Review

A review of a journal article created by a Journal Watch contributor

Awake caudal anesthesia in ex-premature infants undergoing lower abdominal surgery

A narrative review.

Pediatric Anesthesia

Submitted July 2024 by Dr John Burnett

Read by 83 Journal Watch subscribers

It is well known that ex-premature infants are a high risk patient group, particularly with regard to perioperative apnoea. A question that is front of mind for most paediatric anaesthetists is “how can we use regional anaesthesia safely and effectively to improve outcomes for this vulnerable group of patients?”
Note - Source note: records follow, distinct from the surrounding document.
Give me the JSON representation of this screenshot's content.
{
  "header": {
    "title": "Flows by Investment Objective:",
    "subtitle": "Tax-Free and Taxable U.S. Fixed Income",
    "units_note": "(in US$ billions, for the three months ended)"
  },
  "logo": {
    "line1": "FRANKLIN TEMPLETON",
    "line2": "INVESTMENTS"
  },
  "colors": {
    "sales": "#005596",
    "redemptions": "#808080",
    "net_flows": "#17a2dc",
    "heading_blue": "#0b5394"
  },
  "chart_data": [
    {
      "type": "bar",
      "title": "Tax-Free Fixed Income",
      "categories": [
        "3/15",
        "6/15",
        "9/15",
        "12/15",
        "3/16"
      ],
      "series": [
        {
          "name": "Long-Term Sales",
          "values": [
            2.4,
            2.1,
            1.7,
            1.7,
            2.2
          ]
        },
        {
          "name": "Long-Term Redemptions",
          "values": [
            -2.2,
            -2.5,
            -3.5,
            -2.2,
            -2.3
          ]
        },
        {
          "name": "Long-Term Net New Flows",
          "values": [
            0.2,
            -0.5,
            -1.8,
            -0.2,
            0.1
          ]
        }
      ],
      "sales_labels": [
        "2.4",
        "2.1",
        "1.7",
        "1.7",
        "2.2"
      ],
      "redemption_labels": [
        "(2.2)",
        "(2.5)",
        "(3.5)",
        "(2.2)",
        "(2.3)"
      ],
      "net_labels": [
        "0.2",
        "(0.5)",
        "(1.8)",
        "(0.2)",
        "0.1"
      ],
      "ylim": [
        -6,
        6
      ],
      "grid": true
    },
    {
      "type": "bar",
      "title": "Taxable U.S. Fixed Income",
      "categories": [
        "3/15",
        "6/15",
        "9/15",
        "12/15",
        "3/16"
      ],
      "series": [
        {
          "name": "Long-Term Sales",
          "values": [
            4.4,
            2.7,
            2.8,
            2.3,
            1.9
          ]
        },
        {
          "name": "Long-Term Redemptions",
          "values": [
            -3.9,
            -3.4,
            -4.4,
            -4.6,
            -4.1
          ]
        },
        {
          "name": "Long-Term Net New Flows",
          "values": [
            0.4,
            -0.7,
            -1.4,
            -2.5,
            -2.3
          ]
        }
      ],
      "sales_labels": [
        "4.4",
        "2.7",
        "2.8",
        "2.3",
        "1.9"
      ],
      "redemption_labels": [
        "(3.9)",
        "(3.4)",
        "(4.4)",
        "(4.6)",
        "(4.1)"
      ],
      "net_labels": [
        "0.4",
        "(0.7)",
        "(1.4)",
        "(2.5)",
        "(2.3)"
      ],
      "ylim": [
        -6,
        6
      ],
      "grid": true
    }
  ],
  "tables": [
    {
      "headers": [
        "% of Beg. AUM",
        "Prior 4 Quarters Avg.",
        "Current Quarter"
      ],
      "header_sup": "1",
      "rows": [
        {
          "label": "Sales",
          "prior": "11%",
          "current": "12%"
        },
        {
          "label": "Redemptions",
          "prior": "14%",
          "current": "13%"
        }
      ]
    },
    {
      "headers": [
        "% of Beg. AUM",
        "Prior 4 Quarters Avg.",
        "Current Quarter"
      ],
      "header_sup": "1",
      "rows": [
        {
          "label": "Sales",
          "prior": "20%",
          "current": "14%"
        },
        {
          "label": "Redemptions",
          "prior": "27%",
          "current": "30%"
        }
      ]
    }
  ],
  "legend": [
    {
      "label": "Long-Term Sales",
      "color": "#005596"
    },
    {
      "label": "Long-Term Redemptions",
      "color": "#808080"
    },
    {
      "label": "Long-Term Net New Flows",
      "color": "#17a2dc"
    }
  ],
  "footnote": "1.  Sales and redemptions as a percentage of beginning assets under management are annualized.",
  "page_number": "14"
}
We know that spinal anaesthesia for infant hernia repair compared to GA is associated with a lower risk of apnoea, however it does have an appreciable failure rate. Additionally, for success it requires a relatively short surgical time and, although not necessarily borne out in the literature, many clinicians opine that there is a learning curve involved in performing spinals in this group.
Awake caudal anaesthesia is proposed as a potential solution to these limitations.

The aim of this narrative review was to determine, from the available literature, whether awake caudal anaesthesia is a feasible and reliable procedure with low complication rates in ex-prem infants having abdominal surgery.

The authors (both with significant knowledge and experience in awake regional techniques) concluded that there was insufficient evidence to validate or refute the benefits of the use of awake caudal anaesthesia in premature and ex-prem infants.

The overall quality of the data was poor, with 45 reports analysed in total, including 8 RCTs as well as non-randomised prospective and retrospective series. There was significant heterogeneity and incomplete data reporting, overall preventing a systematic review.

The review included 558 (36%) cases of awake caudal, 837 (54.1%) cases of “awake” caudal with sedation and 153 (9.9%) cases of combined spinal caudal epidural (CSEA) without sedation.
Main findings:
1) Marked variability in approaches to “awake” caudal anaesthesia. Original description of awake was using no sedation, but more recently the technique seems to involve sedation for initiation and/or throughout (for example with sevoflurane, propofol or dexmedetomidine)

2) Slow onset of surgical anaesthesia (although only 35% of papers reported onset times)

3) Overall failure rates and perioperative apnoea rates were considered high:
- Failure rates were highest for CSEA (13.7%), intermediate for awake caudal (6.6%) and lowest for “awake” caudal with sedation (5.85%). Non-significant differences.
- The incidence of perioperative apnoea was highest for “awake” caudal with sedation (8.16%), intermediate for awake caudal (7.62%) and lowest for CSEA (5.53%). These differences were not significant.

4) It was noted that large doses (often more than max recommended) of local anaesthetic was common and there was a significantly higher rate of high spinal blocks in the larger series.